Keeping up with the Korero

Kia kaha te reo Māori

Publish Date : 12 Sep 2019
Keeping up with the Korero
Around 5000 people took part in Hīkoia te Kōrero events last year in Auckland

Every New Zealander can help strengthen the Māori language simply by using it. That’s the theme of this year’s Te Wiki o Te Reo Māori / Māori Language Week.

To learn more, OurAuckland talked to three Aucklanders who have done their bit to revitalise te reo:

"Te reo Māori is everywhere"

In 1984, a Māori telephone operator by the name of Naida Glavish found herself embroiled in controversy because she used ‘kia ora’ to greet callers to the Post Office, where she worked. Chastised by her manager, who wanted English-only greetings, Glavish was almost fired, but support from around Aotearoa (and intervention by then-prime minister Robert Muldoon) saved her job and put the Māori greeting firmly in the spotlight. Now, Glavish is a dame, kia ora is ubiquitous and the language is undergoing a revival supported by both Māori and Pākehā.
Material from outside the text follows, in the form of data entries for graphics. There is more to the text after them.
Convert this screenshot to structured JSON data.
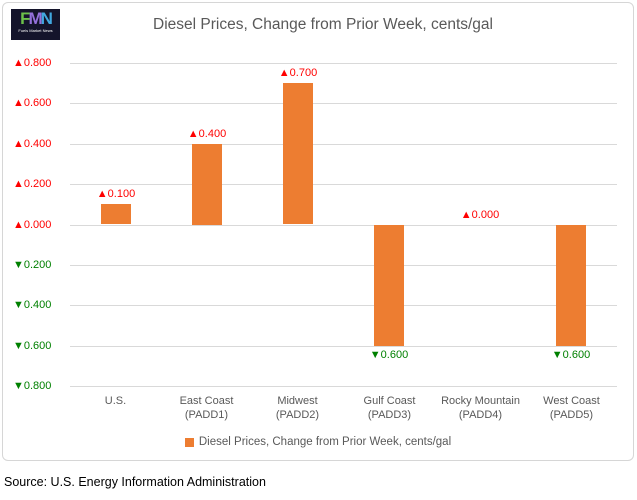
{
  "logo": {
    "letters": [
      {
        "char": "F",
        "color": "#6cc04a"
      },
      {
        "char": "M",
        "color": "#9470db"
      },
      {
        "char": "N",
        "color": "#41a8e0"
      }
    ],
    "subtext": "Fuels Market News"
  },
  "chart_data": {
    "type": "bar",
    "title": "Diesel Prices, Change from Prior Week, cents/gal",
    "categories": [
      "U.S.",
      "East Coast (PADD1)",
      "Midwest (PADD2)",
      "Gulf Coast (PADD3)",
      "Rocky Mountain (PADD4)",
      "West Coast (PADD5)"
    ],
    "values": [
      0.1,
      0.4,
      0.7,
      -0.6,
      0.0,
      -0.6
    ],
    "data_labels": [
      "▲0.100",
      "▲0.400",
      "▲0.700",
      "▼0.600",
      "▲0.000",
      "▼0.600"
    ],
    "ytick_values": [
      0.8,
      0.6,
      0.4,
      0.2,
      0.0,
      -0.2,
      -0.4,
      -0.6,
      -0.8
    ],
    "ytick_labels": [
      "▲0.800",
      "▲0.600",
      "▲0.400",
      "▲0.200",
      "▲0.000",
      "▼0.200",
      "▼0.400",
      "▼0.600",
      "▼0.800"
    ],
    "ylim": [
      -0.8,
      0.8
    ],
    "grid": true,
    "legend": "Diesel Prices, Change from Prior Week, cents/gal",
    "legend_position": "bottom",
    "colors": {
      "bar": "#ed7d31",
      "positive_label": "#ff0000",
      "negative_label": "#008000",
      "gridline": "#d9d9d9",
      "title_text": "#595959"
    }
  },
  "source": "Source: U.S. Energy Information Administration"
}
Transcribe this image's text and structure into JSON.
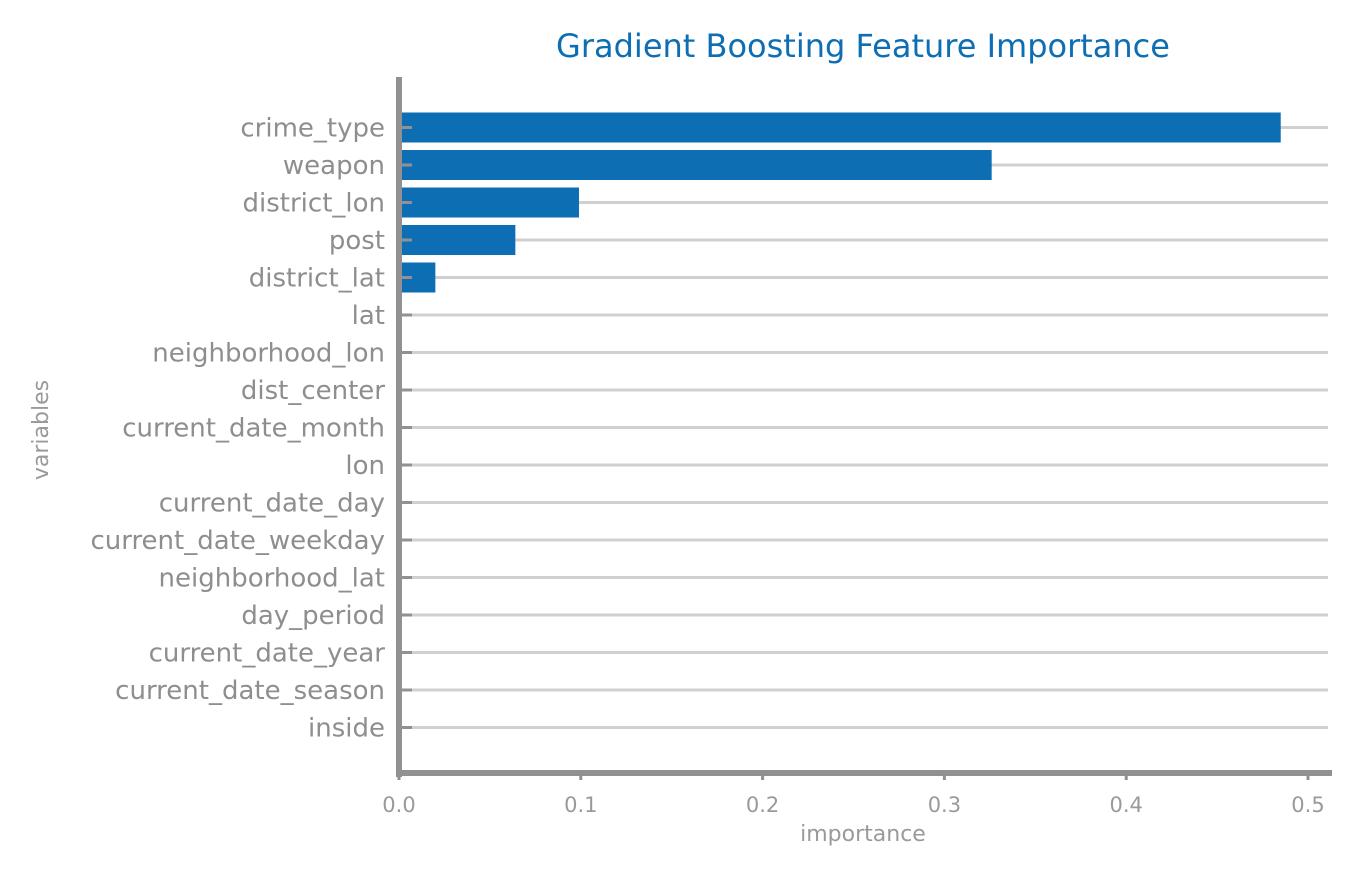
{
  "chart_data": {
    "type": "bar",
    "orientation": "horizontal",
    "title": "Gradient Boosting Feature Importance",
    "xlabel": "importance",
    "ylabel": "variables",
    "categories": [
      "crime_type",
      "weapon",
      "district_lon",
      "post",
      "district_lat",
      "lat",
      "neighborhood_lon",
      "dist_center",
      "current_date_month",
      "lon",
      "current_date_day",
      "current_date_weekday",
      "neighborhood_lat",
      "day_period",
      "current_date_year",
      "current_date_season",
      "inside"
    ],
    "values": [
      0.485,
      0.326,
      0.099,
      0.064,
      0.02,
      0,
      0,
      0,
      0,
      0,
      0,
      0,
      0,
      0,
      0,
      0,
      0
    ],
    "xlim": [
      0,
      0.51
    ],
    "xticks": [
      0.0,
      0.1,
      0.2,
      0.3,
      0.4,
      0.5
    ],
    "xtick_labels": [
      "0.0",
      "0.1",
      "0.2",
      "0.3",
      "0.4",
      "0.5"
    ],
    "grid": "horizontal lines per category",
    "legend": "none",
    "colors": {
      "bar": "#0e6eb4",
      "title": "#0e6eb4",
      "axis": "#919193",
      "grid": "#d0d0d0",
      "text": "#8e8e90"
    }
  }
}
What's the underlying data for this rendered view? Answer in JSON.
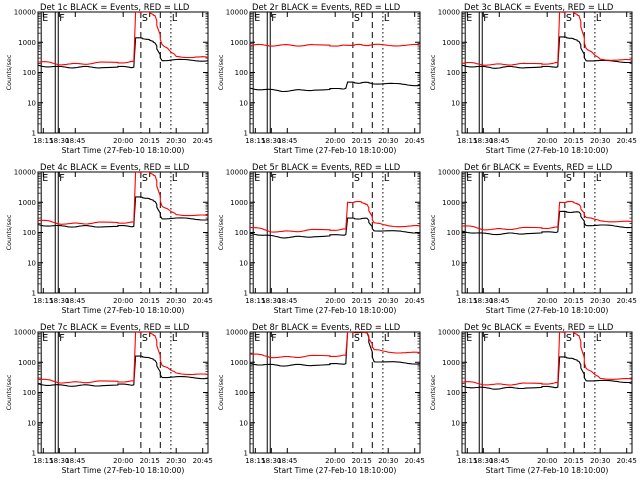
{
  "chart_data": {
    "type": "line",
    "layout": "3x3 grid of panels",
    "y_scale": "log",
    "ylim": [
      1,
      10000
    ],
    "ytick_labels": [
      "1",
      "10",
      "100",
      "1000",
      "10000"
    ],
    "ylabel": "Counts/sec",
    "xlim": [
      "18:10",
      "20:48"
    ],
    "xtick_labels": [
      "18:15",
      "18:30",
      "18:45",
      "20:00",
      "20:15",
      "20:30",
      "20:45"
    ],
    "xlabel": "Start Time (27-Feb-10 18:10:00)",
    "series_colors": {
      "events": "#000000",
      "lld": "#ff0000"
    },
    "markers": {
      "E": "18:13",
      "F": "18:29",
      "S": "20:10",
      "L": "20:27"
    },
    "panels": [
      {
        "title": "Det 1c BLACK = Events, RED = LLD",
        "x": [
          "18:10",
          "18:20",
          "18:30",
          "18:40",
          "18:50",
          "19:00",
          "19:10",
          "20:00",
          "20:06",
          "20:07",
          "20:10",
          "20:14",
          "20:18",
          "20:22",
          "20:30",
          "20:40",
          "20:48"
        ],
        "events": [
          170,
          160,
          150,
          150,
          150,
          150,
          150,
          150,
          150,
          1400,
          1400,
          1300,
          900,
          260,
          260,
          250,
          250
        ],
        "lld": [
          230,
          210,
          190,
          185,
          195,
          200,
          210,
          220,
          230,
          10000,
          10000,
          10000,
          8000,
          800,
          350,
          320,
          310
        ]
      },
      {
        "title": "Det 2r BLACK = Events, RED = LLD",
        "x": [
          "18:10",
          "18:20",
          "18:30",
          "18:40",
          "18:50",
          "19:00",
          "19:10",
          "20:00",
          "20:06",
          "20:07",
          "20:10",
          "20:14",
          "20:18",
          "20:22",
          "20:30",
          "20:40",
          "20:48"
        ],
        "events": [
          30,
          28,
          26,
          25,
          25,
          26,
          27,
          28,
          30,
          48,
          48,
          46,
          45,
          44,
          42,
          40,
          38
        ],
        "lld": [
          800,
          800,
          790,
          790,
          790,
          790,
          790,
          790,
          790,
          790,
          800,
          810,
          820,
          810,
          800,
          800,
          800
        ]
      },
      {
        "title": "Det 3c BLACK = Events, RED = LLD",
        "x": [
          "18:10",
          "18:20",
          "18:30",
          "18:40",
          "18:50",
          "19:00",
          "19:10",
          "20:00",
          "20:06",
          "20:07",
          "20:10",
          "20:14",
          "20:18",
          "20:22",
          "20:30",
          "20:40",
          "20:48"
        ],
        "events": [
          170,
          160,
          150,
          145,
          150,
          150,
          150,
          150,
          155,
          1500,
          1500,
          1400,
          1000,
          260,
          240,
          230,
          225
        ],
        "lld": [
          210,
          200,
          185,
          180,
          185,
          190,
          190,
          200,
          210,
          10000,
          10000,
          10000,
          8000,
          600,
          280,
          260,
          250
        ]
      },
      {
        "title": "Det 4c BLACK = Events, RED = LLD",
        "x": [
          "18:10",
          "18:20",
          "18:30",
          "18:40",
          "18:50",
          "19:00",
          "19:10",
          "20:00",
          "20:06",
          "20:07",
          "20:10",
          "20:14",
          "20:18",
          "20:22",
          "20:30",
          "20:40",
          "20:48"
        ],
        "events": [
          180,
          170,
          160,
          160,
          160,
          160,
          160,
          160,
          160,
          1500,
          1500,
          1400,
          1000,
          300,
          290,
          280,
          270
        ],
        "lld": [
          260,
          230,
          200,
          190,
          200,
          205,
          210,
          215,
          220,
          10000,
          10000,
          10000,
          8000,
          700,
          400,
          370,
          350
        ]
      },
      {
        "title": "Det 5r BLACK = Events, RED = LLD",
        "x": [
          "18:10",
          "18:20",
          "18:30",
          "18:40",
          "18:50",
          "19:00",
          "19:10",
          "20:00",
          "20:06",
          "20:07",
          "20:10",
          "20:14",
          "20:18",
          "20:22",
          "20:30",
          "20:40",
          "20:48"
        ],
        "events": [
          95,
          85,
          75,
          70,
          70,
          72,
          75,
          80,
          85,
          300,
          300,
          290,
          280,
          120,
          110,
          105,
          100
        ],
        "lld": [
          150,
          130,
          110,
          105,
          110,
          115,
          120,
          125,
          130,
          1000,
          1000,
          1000,
          900,
          200,
          170,
          160,
          160
        ]
      },
      {
        "title": "Det 6r BLACK = Events, RED = LLD",
        "x": [
          "18:10",
          "18:20",
          "18:30",
          "18:40",
          "18:50",
          "19:00",
          "19:10",
          "20:00",
          "20:06",
          "20:07",
          "20:10",
          "20:14",
          "20:18",
          "20:22",
          "20:30",
          "20:40",
          "20:48"
        ],
        "events": [
          110,
          100,
          90,
          90,
          90,
          92,
          95,
          100,
          105,
          500,
          500,
          480,
          450,
          180,
          170,
          160,
          150
        ],
        "lld": [
          170,
          150,
          130,
          125,
          130,
          135,
          140,
          145,
          150,
          1000,
          1000,
          1000,
          900,
          300,
          250,
          230,
          220
        ]
      },
      {
        "title": "Det 7c BLACK = Events, RED = LLD",
        "x": [
          "18:10",
          "18:20",
          "18:30",
          "18:40",
          "18:50",
          "19:00",
          "19:10",
          "20:00",
          "20:06",
          "20:07",
          "20:10",
          "20:14",
          "20:18",
          "20:22",
          "20:30",
          "20:40",
          "20:48"
        ],
        "events": [
          190,
          180,
          170,
          170,
          170,
          170,
          175,
          180,
          180,
          1600,
          1600,
          1500,
          1100,
          330,
          320,
          310,
          300
        ],
        "lld": [
          280,
          250,
          220,
          210,
          220,
          225,
          230,
          235,
          240,
          10000,
          10000,
          10000,
          8000,
          750,
          450,
          400,
          380
        ]
      },
      {
        "title": "Det 8r BLACK = Events, RED = LLD",
        "x": [
          "18:10",
          "18:20",
          "18:30",
          "18:40",
          "18:50",
          "19:00",
          "19:10",
          "20:00",
          "20:06",
          "20:07",
          "20:10",
          "20:14",
          "20:18",
          "20:22",
          "20:30",
          "20:40",
          "20:48"
        ],
        "events": [
          900,
          850,
          800,
          790,
          800,
          810,
          820,
          850,
          900,
          10000,
          10000,
          10000,
          9000,
          1100,
          1000,
          950,
          900
        ],
        "lld": [
          1900,
          1700,
          1500,
          1450,
          1500,
          1550,
          1600,
          1650,
          1700,
          10000,
          10000,
          10000,
          10000,
          2500,
          2200,
          2100,
          2000
        ]
      },
      {
        "title": "Det 9c BLACK = Events, RED = LLD",
        "x": [
          "18:10",
          "18:20",
          "18:30",
          "18:40",
          "18:50",
          "19:00",
          "19:10",
          "20:00",
          "20:06",
          "20:07",
          "20:10",
          "20:14",
          "20:18",
          "20:22",
          "20:30",
          "20:40",
          "20:48"
        ],
        "events": [
          160,
          150,
          140,
          135,
          140,
          140,
          145,
          150,
          150,
          1500,
          1500,
          1400,
          1000,
          260,
          240,
          230,
          225
        ],
        "lld": [
          230,
          210,
          190,
          180,
          185,
          190,
          195,
          200,
          210,
          10000,
          10000,
          10000,
          8000,
          600,
          300,
          280,
          270
        ]
      }
    ]
  }
}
“The language is unique to this place that we share as our home,” says Hēmi Kelly, a Māori language lecturer at Te Wānanga Aronui o Tāmaki Makau Rau / AUT University.

“It’s in our place names, tree names and bird names. It’s more present than we sometimes realise. We have to sit back and go, ‘Actually, te reo Māori is everywhere.’”

Kelly began learning te reo in high school because he wanted to connect more to his own identity. “It grew into a love. I met others with the same passion, and now through teaching I’m able to share what I’ve learned with people in the same position I was.”

He says Māori courses at the university are bursting at the seams. It’s had waiting lists for the past two years.

Starting young

Amy Norrish, from Mount Albert, undertook a course in Māori at Te Whare Wānanga o Wairaka / Unitec last year and says it’s really important as a New Zealander to have a certain standard of reo.

She signed up partly to set an example for her kids, aged 4 and 8.

“I noticed I was even falling behind my young children. The Māori language they get at kindergarten is quite amazing.”

The course was an eye-opener, and not just because of the subject.

“When we had the celebration at the end, I sat across from two much older Māori women who were talking about how wonderful it was to see such a variety of people there who thought it was important to learn.”

Building confidence

Numerous reo Māori courses are on offer in Tāmaki Makaurau, and writer Alice Neville did one a few years back.

“A few of my workmates enrolled in a course at Te Wānanga o Aotearoa. When I said I’d always wanted to do that, they enrolled me, too.”

Now she does one night a week, and although she isn’t fluent, she recently plucked up the courage to have a kōrero with two Māori-speaking strangers in a bar.

Learn te reo your way

Te Kaunihera o Tāmaki Makaurau / Auckland Council offers staff 10- week courses for beginners, and there’s an app for them called Kete Kōrero.

The council is also working with mana whenua and local boards on a programme called Te Kete Rukuruku, which aims to add names significant to Māori to local parks and community places.

The only way to keep te reo Māori alive is to keep using it.

As this year’s Te Wiki o Te Reo Māori theme says, “Kia kaha te reo Māori / Let’s make the Māori language strong.”